Ситуация с экспортом отражает проблему, типичную для современного кризисного развития, — противоречие между кратко- и долгосрочными задачами экономического роста. Сокращение экспорта, несомненно, неприятный феномен, негативно влияющий на текущий рост и возможности бюджета. Однако его диверсификация закладывает основы стабильной экономической динамики и устойчивости бюджетной системы в среднесрочной перспективе. Разумеется, при условии, что правительство и бизнес смогут воспользоваться складывающимися обстоятельствами и обеспечат рост конкурентоспособности несырьевых отраслей, не полагаясь только на преимущества низкого валютного курса (см.: Кадочников и др., 2016).


На рубеже 2016-2017 гг. рецессия в России завершилась. Произошла первичная адаптация отечественной экономики к новым экономическим и политическим реалиям, которые, по-видимому, будут носить долгосрочный характер. Однако завершение рецессии не тождественно завершению глобального кризиса или решению структурных проблем российской экономики. Все основные негативные факторы, влияющие на социально-экономическую динамику, остаются в силе. Период турбулентности мировой экономики продолжается, и она будет ставить перед правительствами ведущих стран, включая Россию, новые сложные задачи. Более того, они сложнее, чем те, которые приходилось решать на предыдущем этапе антикризисной политики и адаптации.

Вместе с тем сложность задач не означает, что их решение должно быть более болезненным с социальной точки зрения. Речь идет об интеллектуальной сложности выработки мероприятий, которые обеспечили бы устойчивый экономический рост в средне- и долгосрочной перспективе, а также о политической сложности консолидации сил (групп интересов) для реализации этой программы.

В концентрированном виде экономико-политическая задача на предстоящий период была сформулирована президентом РФ В. В. Путиным в конце 2016 г. в послании Федеральному Собранию: обеспечить развитие экономики России темпом, превышающим среднемировой. Это достаточно точное определение, позволяющее отойти от указания на абсолютные желательные темпы роста: поскольку российская экономика глубоко интегрирована в мировую, темп ее роста не может формироваться независимо от глобального роста. В то же время нынешний уровень социально-экономического развития России позволяет в обозримой перспективе ориентироваться именно на подобный темп. Задача разработки такой программы была поставлена в декабре перед правительством РФ, и прежде всего перед Министерством экономического развития.

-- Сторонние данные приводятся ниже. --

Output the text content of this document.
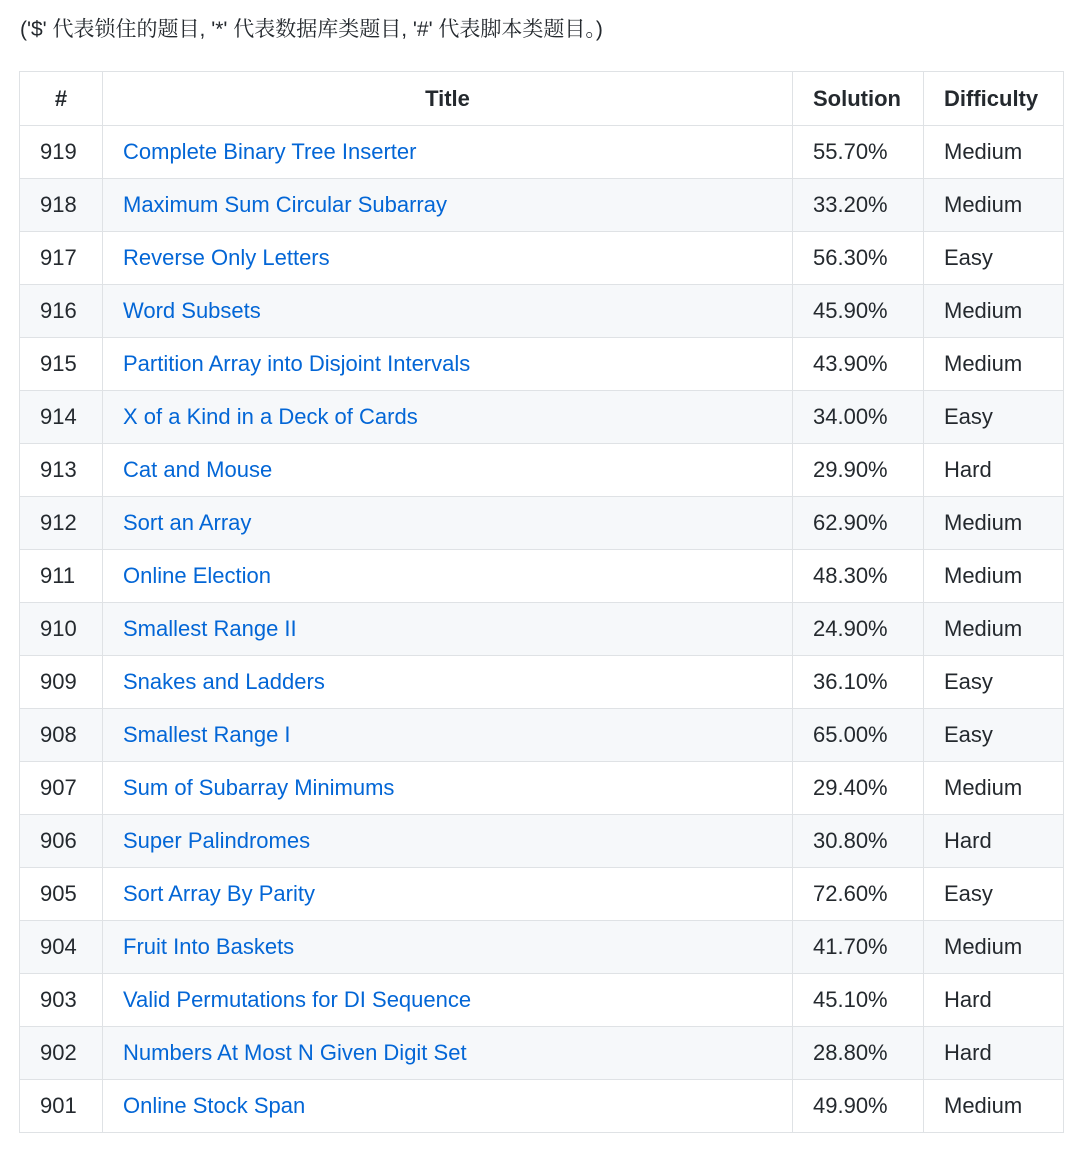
('$' 代表锁住的题目, '*' 代表数据库类题目, '#' 代表脚本类题目。)
#	Title	Solution	Difficulty
919	Complete Binary Tree Inserter	55.70%	Medium
918	Maximum Sum Circular Subarray	33.20%	Medium
917	Reverse Only Letters	56.30%	Easy
916	Word Subsets	45.90%	Medium
915	Partition Array into Disjoint Intervals	43.90%	Medium
914	X of a Kind in a Deck of Cards	34.00%	Easy
913	Cat and Mouse	29.90%	Hard
912	Sort an Array	62.90%	Medium
911	Online Election	48.30%	Medium
910	Smallest Range II	24.90%	Medium
909	Snakes and Ladders	36.10%	Easy
908	Smallest Range I	65.00%	Easy
907	Sum of Subarray Minimums	29.40%	Medium
906	Super Palindromes	30.80%	Hard
905	Sort Array By Parity	72.60%	Easy
904	Fruit Into Baskets	41.70%	Medium
903	Valid Permutations for DI Sequence	45.10%	Hard
902	Numbers At Most N Given Digit Set	28.80%	Hard
901	Online Stock Span	49.90%	Medium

Контуры этой программы достаточно хорошо известны16. Однако необходимо наполнить ее системой конкретных мер, далеко выходящих за рамки собственно экономической сферы.

В настоящее время всеобщим стало понимание того, что решить стратегические задачи развития России можно только при комплексной модернизации экономики, госуправления, социальной политики и правоохранительной деятельности.

Правительство определилось с приоритетными проектами, вокруг которых оно начало выстраивать политику стимулирования роста. К их числу относятся здравоохранение, образование, ипотека и арендное жилье, международная кооперация и экспорт, производительность труда, малый бизнес и поддержка индивидуальной предпринимательской инициативы, реформа контрольной и надзорной деятельности, бесплатные и качественные дороги, моногорода, экология. Для их реализации был создан специальный Президентский совет по стратегическому развитию и приоритетным проектам. При большей конкретизации эти разделы должны составить отраслевую и институциональную основу стратегии экономического роста. Однако при выработке мер в каждой из этих сфер важно преодолеть традиционные подходы докризисного времени и посмотреть на них с точки зрения сформировавшихся в последнее время новых реалий.

Спецификой минувшего года стало и то, что работу над долгосрочной программой (стратегией) социально-экономического развития начали вести несколько групп экономистов. Соответствующие задачи были поставлены перед Президентским советом по стратегическому развитию и приоритетным проектам, Центром стратегических разработок во главе с зампредседателя Экономического совета при Президенте РФ А.Л. Кудриным, а также перед группой предпринимателей и экономистов во главе с бизнес-омбудсменом Б. Ю. Титовым, объединившихся под эгидой «Столыпинского клуба». Все они должны представить свои предложения в 2017 г., что, помимо прочего, станет элементом предстоящей президентской предвыборной кампании. Тогда можно будет провести сравнительный анализ этих программ. Сейчас предстоит непростой период, который потребует от властей одновременно гибкости и последовательности курса. Гибкости при ответе на новые вызовы, последовательности в решении фундаментальных (если не сказать — вековых) задач всесторонней (не только экономической) модернизации России.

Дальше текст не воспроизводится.